Grand jury upgrades Kansas City nonprofit CEO to first-degree murder
A grand jury turned a 2023 shooting case into a first-degree murder prosecution, as prosecutors say Na’im Al-Amin now faces death or life without parole.

Jackson County prosecutors escalated the case against Kansas City nonprofit CEO Na’im Al-Amin with a June grand jury indictment that upgraded the killing of Todd Tillman from second-degree murder to first-degree murder, a move that sharply raises the stakes in a case already marked by witness allegations, evidence disposal claims and a delayed trial.
Tillman was 36 when Kansas City police responded around 2 a.m. on July 14, 2023 to reported shots near East 83rd Street and Troost Avenue. His body was found later that morning in the 1300 block of East 81st Terrace, in the backyard of a south Kansas City home, with apparent gunshot wounds. The original case filed in 2023 included second-degree murder, two counts of armed criminal action and unlawful use of a weapon.
The new indictment adds first-degree murder, three counts of armed criminal action, first-degree kidnapping, unlawful possession of a firearm and tampering with physical evidence in a felony prosecution.
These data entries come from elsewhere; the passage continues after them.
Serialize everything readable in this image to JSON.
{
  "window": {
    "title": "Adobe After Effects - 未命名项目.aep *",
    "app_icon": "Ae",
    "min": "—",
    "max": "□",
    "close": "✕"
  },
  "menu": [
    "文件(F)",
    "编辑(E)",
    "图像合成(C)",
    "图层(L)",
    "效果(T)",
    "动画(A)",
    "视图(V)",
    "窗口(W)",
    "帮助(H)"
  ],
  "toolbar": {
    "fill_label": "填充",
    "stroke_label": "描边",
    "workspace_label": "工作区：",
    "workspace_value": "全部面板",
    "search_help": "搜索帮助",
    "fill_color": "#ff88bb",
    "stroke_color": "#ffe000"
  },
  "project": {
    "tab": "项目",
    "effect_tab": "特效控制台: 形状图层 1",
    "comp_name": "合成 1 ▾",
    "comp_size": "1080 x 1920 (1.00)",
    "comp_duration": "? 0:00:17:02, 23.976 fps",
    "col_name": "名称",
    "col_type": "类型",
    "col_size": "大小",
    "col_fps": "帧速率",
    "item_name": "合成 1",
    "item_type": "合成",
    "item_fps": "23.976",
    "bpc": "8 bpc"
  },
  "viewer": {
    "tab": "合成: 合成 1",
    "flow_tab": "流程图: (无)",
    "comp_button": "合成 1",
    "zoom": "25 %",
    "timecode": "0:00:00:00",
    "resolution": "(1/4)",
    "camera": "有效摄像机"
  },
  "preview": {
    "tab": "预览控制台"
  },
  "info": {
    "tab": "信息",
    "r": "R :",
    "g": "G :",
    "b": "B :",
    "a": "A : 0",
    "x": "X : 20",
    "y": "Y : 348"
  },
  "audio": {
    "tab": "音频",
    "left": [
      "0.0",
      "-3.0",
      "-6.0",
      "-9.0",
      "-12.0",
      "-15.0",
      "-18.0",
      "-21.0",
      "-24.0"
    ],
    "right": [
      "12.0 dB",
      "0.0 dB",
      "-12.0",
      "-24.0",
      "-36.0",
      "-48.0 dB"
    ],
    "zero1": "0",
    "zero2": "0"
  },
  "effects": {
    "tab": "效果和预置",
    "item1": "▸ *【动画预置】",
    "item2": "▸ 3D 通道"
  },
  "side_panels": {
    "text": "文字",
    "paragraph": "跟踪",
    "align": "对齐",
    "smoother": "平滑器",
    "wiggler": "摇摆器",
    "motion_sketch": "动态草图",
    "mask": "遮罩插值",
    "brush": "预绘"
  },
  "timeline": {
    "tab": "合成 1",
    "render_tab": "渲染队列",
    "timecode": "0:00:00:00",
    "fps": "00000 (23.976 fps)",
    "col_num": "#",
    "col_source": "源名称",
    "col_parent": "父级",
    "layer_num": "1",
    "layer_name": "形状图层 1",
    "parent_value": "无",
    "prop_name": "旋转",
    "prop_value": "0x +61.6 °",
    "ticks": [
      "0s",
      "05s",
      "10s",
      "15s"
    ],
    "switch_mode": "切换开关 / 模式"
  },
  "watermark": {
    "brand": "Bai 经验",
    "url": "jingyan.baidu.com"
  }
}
It alleges Al-Amin committed murder “after deliberation” by shooting Tillman on or about July 14, 2023. Under Missouri law, first-degree murder is a class A felony that can carry death or life without parole for an adult defendant.
The escalation appears tied not just to the shooting itself, but to the broader alleged sequence around it. According to court filings and reporting, a witness said Al-Amin forced her at gunpoint to drive him to Tillman’s home, then ordered her to take him to the Missouri River, where phones and a gun were thrown away. Prosecutors also reportedly told defense counsel in mediation that if no plea deal was reached, they would return to the grand jury seeking a first-degree murder indictment.
The case has also drawn attention because of Al-Amin’s public profile. FOX4 identified him as the founder of Swagg Inc., a nonprofit that says it helps formerly incarcerated people re-enter society, a background that now sits in stark contrast to the allegations in the homicide file. The trial that had been set for June 29, 2026 was reportedly pushed back to January after the indictment, leaving the upgraded murder charge and the grand jury’s true bill at the center of the next phase in the case.